Back-to-the-office moves leave tech uneasy

2022-09-10 19:11:37 By : Ms. vicky xu

A lot of CEOs are itching to get workers back to the office, but tech CEOs who want that face an extra uphill battle: After all, theirs is the industry that made remote work possible.

Why it matters: The tech industry was built on "dogfooding" — the idea that companies should use the products they push on the public — and every effort by a tech leader to hound reluctant employees back to the office park seems to betray that ideal.

Driving the news: This week Apple, tech's most valuable company, began requiring its workers to report to the office at least three days a week.

Apple CEO Tim Cook has walked a careful line between acknowledging the appeal of remote work but praising in-person "serendipity" and "collaboration" and making clear that he and Apple would really like to see more of the troops at the company's $5 billion, beached-flying-saucer headquarters.

The big picture: Apple's stance is unusually uncompromising among tech's giants.
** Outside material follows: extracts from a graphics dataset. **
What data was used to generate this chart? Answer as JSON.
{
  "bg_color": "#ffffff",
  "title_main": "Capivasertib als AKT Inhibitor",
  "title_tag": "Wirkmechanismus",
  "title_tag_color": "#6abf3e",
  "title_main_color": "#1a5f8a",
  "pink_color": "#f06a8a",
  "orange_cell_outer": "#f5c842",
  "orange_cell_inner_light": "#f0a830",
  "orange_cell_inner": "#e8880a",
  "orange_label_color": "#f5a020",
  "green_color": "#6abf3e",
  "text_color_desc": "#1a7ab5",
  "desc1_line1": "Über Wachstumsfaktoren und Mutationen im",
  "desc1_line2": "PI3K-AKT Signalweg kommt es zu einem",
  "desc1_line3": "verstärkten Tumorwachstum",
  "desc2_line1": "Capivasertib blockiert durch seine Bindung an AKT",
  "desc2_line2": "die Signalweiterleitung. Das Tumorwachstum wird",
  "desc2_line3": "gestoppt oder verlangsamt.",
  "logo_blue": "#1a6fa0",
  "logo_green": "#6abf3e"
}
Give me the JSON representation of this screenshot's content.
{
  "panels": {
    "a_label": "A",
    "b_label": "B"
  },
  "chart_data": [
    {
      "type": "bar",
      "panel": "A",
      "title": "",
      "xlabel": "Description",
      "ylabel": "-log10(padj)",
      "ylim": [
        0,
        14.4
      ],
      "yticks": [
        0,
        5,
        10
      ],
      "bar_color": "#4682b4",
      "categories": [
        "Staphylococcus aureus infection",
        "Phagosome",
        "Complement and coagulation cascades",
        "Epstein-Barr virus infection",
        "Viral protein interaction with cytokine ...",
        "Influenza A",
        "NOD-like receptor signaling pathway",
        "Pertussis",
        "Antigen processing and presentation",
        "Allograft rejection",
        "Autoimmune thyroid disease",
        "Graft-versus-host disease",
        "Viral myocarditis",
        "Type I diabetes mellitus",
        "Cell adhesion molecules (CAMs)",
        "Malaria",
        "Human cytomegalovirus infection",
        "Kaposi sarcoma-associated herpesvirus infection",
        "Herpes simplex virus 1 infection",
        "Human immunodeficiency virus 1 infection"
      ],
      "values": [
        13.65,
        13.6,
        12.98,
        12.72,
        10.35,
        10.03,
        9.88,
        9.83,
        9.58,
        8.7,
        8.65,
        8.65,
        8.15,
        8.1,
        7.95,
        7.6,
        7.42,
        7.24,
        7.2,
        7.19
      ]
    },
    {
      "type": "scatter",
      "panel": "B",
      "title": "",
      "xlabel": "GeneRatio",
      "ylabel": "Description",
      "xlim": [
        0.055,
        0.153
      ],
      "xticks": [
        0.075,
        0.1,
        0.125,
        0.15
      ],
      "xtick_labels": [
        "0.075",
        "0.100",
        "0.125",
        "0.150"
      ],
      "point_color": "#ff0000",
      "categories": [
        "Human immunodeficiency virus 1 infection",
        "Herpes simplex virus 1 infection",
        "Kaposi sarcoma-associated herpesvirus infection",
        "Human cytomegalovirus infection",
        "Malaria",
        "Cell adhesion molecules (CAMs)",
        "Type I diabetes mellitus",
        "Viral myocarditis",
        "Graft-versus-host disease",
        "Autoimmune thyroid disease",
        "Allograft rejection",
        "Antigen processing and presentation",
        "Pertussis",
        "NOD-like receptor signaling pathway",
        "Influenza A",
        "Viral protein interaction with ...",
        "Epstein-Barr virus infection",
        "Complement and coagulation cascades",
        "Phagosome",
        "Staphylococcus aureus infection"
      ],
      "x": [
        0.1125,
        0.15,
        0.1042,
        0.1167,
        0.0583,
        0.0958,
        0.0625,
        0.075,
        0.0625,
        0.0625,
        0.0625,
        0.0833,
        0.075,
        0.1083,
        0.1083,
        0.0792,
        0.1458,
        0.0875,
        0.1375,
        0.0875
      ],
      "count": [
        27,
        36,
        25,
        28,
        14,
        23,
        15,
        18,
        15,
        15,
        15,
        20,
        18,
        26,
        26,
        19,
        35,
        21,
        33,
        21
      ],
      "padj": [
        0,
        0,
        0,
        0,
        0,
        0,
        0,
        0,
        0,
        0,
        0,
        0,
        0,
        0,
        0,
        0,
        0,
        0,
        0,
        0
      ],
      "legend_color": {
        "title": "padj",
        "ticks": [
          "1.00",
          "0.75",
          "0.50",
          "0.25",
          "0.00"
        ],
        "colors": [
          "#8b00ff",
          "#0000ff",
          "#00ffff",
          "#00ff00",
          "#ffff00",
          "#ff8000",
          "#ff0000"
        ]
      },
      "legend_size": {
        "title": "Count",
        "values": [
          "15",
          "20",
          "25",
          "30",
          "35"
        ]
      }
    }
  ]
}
Between the lines: In tech, every fight boils down to numbers. But arguments over the relative levels of productivity workers can achieve remotely vs. in-office are tough to resolve with data.

Inevitably, managers who favor in-office work rely less on statistics and more on invocation of culture and creativity.

Also: COVID is still very much with us, frequently sending "back to the office" workers right home again.

Of note: Apple TV+ had a streaming hit this year with "Severance," which depicts a world of office workers profoundly alienated from themselves via a neural technology that ropes off their work experiences and memories from the rest of their lives.

Our thought bubble: Apple led the personal-computer revolution with an appealing pitch to personal empowerment. The company's reluctance to fully embrace remote work is not only likely to demoralize some of its employees — it feels surprisingly off-brand.